More recently, field studies at sites in Central Africa have built on this knowledge and have discovered some of the most diverse and complex tool behavior ever documented. WCS and Lincoln Park Zoo researchers have conducted long-term research on a remote chimpanzee population in the Goualougo Triangle – a near pristine wilderness in Nouabale-Ndoki National Park Republic of Congo – documenting uses of multiple tool sets of different types of tools to harvest insects.
Said David Morgan of the Goualougo Triangle Ape Project and Lincoln Park Zoo: “It is often said that as we come to appreciate other societies’ cultures, the more likely we are to make conscious decisions to coexist in harmony. Having now been shown to be responsible for their decline, it is our species responsibility to change attitudes and policies that influence the fate of chimpanzees and their cultures before they disappear.”
Emma Stokes, WCS’s Central Africa Director said: “We risk destroying these forests before even discovering what secrets they hold. These findings reinforce the broader values of intact forests for climate and biodiversity.”
Deforestation, habitat degradation, poaching and disease are the main factors driving the disappearance of not only these diverse behaviors but chimpanzee themselves.
Increasing human encroachment and resource extraction in the form of selective logging across Africa are major drivers of such change.
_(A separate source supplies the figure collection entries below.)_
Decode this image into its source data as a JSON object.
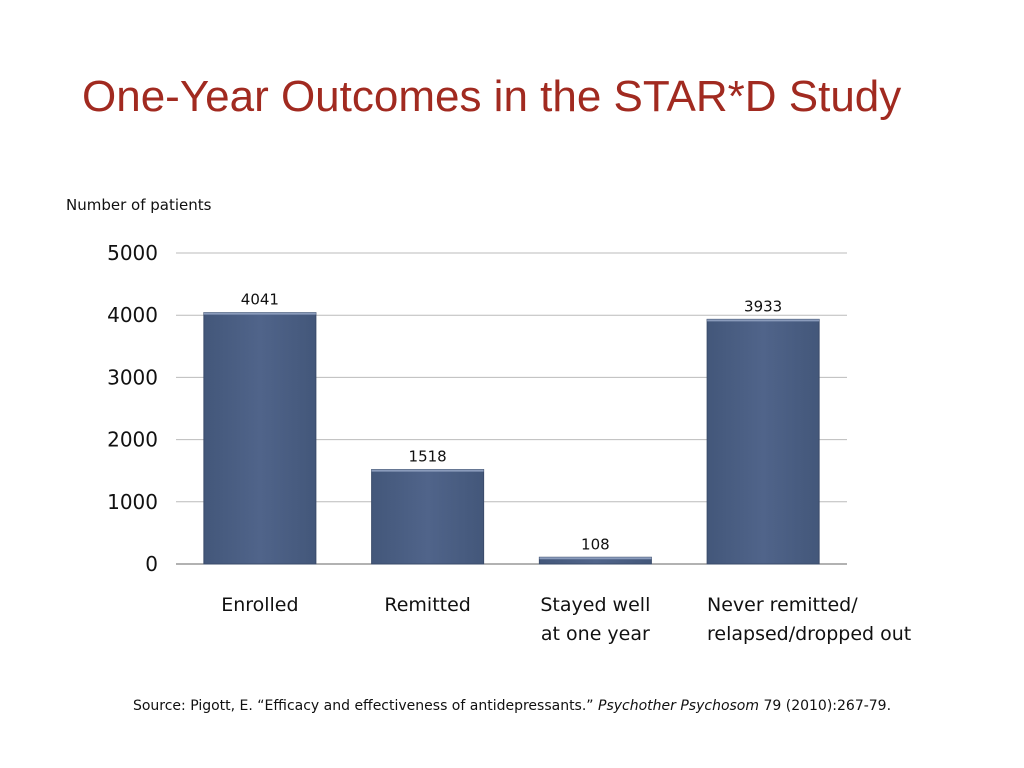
{
  "title": "One-Year Outcomes in the STAR*D Study",
  "chart_data": {
    "type": "bar",
    "ylabel": "Number of patients",
    "ylim": [
      0,
      5000
    ],
    "yticks": [
      "0",
      "1000",
      "2000",
      "3000",
      "4000",
      "5000"
    ],
    "grid": true,
    "categories": [
      [
        "Enrolled"
      ],
      [
        "Remitted"
      ],
      [
        "Stayed well",
        "at  one year"
      ],
      [
        "Never remitted/",
        "relapsed/dropped out"
      ]
    ],
    "values": [
      4041,
      1518,
      108,
      3933
    ],
    "data_labels": [
      "4041",
      "1518",
      "108",
      "3933"
    ],
    "bar_color": "#4a5d80"
  },
  "source": {
    "prefix": "Source: Pigott, E. “Efficacy and effectiveness of antidepressants.” ",
    "journal": "Psychother Psychosom",
    "suffix": " 79 (2010):267-79."
  }
}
From 2000-2013, mechanized logging resulted in the loss of 77 percent of the intact forests across the continent.
Associated road expansion has exposed once isolated chimpanzee populations to new environmental risks. Nowhere in central Africa is the situation more concerning than in northern Republic of Congo which harbors 33 percent of Western Equatorial Africa’s closed canopy forest estate and 43 percent of remaining endangered central chimpanzee (Pan troglodytes troglodytes), according to recent study by the WCS. Roughly 27,000 km2 (10,424 square miles) forest are currently leased for logging surrounding the Nouabale-Ndoki National Park of the Tri-National de la Sangha (TNS) landscape – a (UNESCO) World Heritage site.
The authors of the study say the findings underscore the need for expanding conservation policies. There is a place for cultural stewardship to play a role in increasing chimpanzee survival prospects, particularly in certified logging concessions like those bordering the Nouabale-Ndoki National Park.
The Forest Stewardship Council (FSC) requires adherence to practices that include protecting biological, environmental service, social and cultural values that are significant or critically important. “Sacred forests” and cultural heritage attributes such as particular trees are often conserved for local communities. Many of the same species valued by local indigenous communities are also important resources for chimpanzees, western lowland gorillas, and elephants.
Long-term examination of chimpanzee material culture in the Goualougo Triangle study area shows a more holistic approach to identifying, managing, and monitoring these particular tree species is likely to deliver benefits not only to humans, but also the wildlife in the region.